The claim that “Israel is essentially a sanctuary for Jews in a hostile world” is equally fanciful—and demonstrably false. Israel is one of the most dangerous places in the world to be Jewish. In fact, Jews are actually safer in Ahmedinejad’s Tehran than in Israeli-occupied Hebron. The ultimate irony is that they are also safer in Berlin than in Israeli-occupied East Jerusalem. A simple truism: military occupation inevitably provokes resistance.

The Jewish population of Palestine (what is now Israel and the occupied territories) at the time of the 1917 Balfour Declaration was a mere seven per cent of the 700,000 inhabitants. During the 1947 UN partition, there were only 650,000 Jews in Palestine compared to 1.3 million indigenous Palestinian Arabs, either Christian or Muslim. Yet under the partition plan, 56 per cent of Palestine was given for a Zionist state to people who constituted 33 per cent of the population and owned about six per cent of the land.
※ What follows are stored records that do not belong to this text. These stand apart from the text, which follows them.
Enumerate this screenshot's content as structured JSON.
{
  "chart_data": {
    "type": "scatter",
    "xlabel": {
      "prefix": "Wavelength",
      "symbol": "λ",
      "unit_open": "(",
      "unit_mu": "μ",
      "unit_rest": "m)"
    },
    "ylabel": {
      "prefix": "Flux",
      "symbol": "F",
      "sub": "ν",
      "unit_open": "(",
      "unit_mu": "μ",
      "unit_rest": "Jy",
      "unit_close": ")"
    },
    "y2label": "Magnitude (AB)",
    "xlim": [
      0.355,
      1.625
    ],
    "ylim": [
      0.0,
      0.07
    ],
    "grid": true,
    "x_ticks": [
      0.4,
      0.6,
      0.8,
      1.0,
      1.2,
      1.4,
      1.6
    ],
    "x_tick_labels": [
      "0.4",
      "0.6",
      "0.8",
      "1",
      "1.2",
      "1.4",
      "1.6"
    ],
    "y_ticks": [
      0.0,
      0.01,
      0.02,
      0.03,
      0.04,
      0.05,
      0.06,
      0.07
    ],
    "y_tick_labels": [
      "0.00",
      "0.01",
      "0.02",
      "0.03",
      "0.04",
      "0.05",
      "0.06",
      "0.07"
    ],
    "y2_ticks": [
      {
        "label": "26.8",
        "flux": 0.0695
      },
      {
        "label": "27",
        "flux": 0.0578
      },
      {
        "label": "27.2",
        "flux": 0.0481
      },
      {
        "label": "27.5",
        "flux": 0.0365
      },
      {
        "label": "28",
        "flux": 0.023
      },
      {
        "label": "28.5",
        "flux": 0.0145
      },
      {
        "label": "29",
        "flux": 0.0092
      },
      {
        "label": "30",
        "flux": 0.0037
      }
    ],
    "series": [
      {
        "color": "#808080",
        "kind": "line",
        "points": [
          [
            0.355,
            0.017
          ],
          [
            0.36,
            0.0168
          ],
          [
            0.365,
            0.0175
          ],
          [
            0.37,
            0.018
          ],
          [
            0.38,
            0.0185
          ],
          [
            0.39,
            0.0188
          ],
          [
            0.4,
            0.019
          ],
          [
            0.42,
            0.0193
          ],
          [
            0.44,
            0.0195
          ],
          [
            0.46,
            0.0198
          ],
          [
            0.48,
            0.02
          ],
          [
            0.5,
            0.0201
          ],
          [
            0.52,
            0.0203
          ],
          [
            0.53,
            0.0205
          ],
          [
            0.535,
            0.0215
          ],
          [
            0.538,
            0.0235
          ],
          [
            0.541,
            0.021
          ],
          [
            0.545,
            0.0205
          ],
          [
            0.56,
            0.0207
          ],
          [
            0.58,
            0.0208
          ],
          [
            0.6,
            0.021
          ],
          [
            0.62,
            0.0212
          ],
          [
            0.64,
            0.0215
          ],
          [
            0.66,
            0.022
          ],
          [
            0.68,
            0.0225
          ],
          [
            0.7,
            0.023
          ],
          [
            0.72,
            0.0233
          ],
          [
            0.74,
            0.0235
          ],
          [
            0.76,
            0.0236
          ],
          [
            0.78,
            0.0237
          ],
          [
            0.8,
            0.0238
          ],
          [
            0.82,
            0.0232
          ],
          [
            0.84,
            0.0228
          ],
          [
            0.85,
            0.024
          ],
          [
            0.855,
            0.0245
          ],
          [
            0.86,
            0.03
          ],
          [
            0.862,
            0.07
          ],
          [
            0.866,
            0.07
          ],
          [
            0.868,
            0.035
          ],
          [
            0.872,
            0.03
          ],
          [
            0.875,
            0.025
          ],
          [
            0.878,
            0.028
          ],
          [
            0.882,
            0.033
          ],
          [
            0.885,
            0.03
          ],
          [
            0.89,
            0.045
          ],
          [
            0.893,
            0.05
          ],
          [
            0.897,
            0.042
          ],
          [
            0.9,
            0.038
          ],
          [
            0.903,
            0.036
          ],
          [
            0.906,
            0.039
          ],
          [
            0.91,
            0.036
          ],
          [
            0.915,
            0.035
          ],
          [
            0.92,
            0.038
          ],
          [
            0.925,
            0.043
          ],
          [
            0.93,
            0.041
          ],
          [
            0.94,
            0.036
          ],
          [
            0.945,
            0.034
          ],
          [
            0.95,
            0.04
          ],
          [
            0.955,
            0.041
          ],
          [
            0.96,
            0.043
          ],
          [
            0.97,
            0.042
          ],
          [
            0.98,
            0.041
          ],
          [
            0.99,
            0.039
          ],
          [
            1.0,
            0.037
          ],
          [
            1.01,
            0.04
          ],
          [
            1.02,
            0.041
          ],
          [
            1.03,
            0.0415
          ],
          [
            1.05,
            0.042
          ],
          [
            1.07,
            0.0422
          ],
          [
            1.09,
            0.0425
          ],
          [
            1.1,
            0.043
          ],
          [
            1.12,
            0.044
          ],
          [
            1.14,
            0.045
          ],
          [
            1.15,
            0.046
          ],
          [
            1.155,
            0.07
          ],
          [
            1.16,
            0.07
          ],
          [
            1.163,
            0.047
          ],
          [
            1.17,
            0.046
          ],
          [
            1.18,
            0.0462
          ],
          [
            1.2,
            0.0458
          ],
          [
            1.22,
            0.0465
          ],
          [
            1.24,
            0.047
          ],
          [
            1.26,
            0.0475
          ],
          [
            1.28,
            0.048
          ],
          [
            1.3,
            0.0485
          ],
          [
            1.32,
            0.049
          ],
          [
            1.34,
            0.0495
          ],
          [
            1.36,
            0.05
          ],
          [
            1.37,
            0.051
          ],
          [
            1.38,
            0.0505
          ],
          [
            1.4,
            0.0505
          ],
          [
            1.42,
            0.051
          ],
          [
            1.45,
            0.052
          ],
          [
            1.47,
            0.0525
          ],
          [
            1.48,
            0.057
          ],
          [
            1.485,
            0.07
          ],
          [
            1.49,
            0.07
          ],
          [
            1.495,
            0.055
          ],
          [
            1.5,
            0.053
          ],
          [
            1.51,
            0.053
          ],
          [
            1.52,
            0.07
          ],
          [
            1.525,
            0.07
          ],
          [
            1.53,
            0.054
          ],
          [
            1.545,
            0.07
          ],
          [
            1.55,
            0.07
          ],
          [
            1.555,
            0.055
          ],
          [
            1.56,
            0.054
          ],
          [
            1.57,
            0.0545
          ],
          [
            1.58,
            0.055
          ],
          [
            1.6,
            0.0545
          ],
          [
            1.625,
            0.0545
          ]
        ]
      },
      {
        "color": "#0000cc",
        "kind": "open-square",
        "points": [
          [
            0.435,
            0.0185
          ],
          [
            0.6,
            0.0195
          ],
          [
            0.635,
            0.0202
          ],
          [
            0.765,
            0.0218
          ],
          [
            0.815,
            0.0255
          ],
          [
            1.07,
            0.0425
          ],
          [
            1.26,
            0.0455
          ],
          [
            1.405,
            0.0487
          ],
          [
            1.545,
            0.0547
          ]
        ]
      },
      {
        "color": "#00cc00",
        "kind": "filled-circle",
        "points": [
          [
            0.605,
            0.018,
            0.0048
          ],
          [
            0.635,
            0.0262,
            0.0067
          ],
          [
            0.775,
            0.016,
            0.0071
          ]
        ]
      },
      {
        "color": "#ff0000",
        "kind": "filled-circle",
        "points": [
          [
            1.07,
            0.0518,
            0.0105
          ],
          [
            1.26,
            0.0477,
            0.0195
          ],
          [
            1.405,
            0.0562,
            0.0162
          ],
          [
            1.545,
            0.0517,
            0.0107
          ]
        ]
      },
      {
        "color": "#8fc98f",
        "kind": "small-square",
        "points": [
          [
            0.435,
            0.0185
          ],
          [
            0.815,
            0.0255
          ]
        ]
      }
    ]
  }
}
This forceful transformation of a predominantly Arab Palestine into a Jewish state sparked the conflict that still rages today. The continuing expansion of illegal settlements kills any prospect of a two-state solution and ensures unending hatred and bloodshed. But what do the Mersons of this world care? It is not they who will move to Israel and live with the consequences. Like all arm-chair Rambos, they are only brave with other people’s blood. And like all arm-chair Zionists, they are willing to defend Israel—to the last Israeli.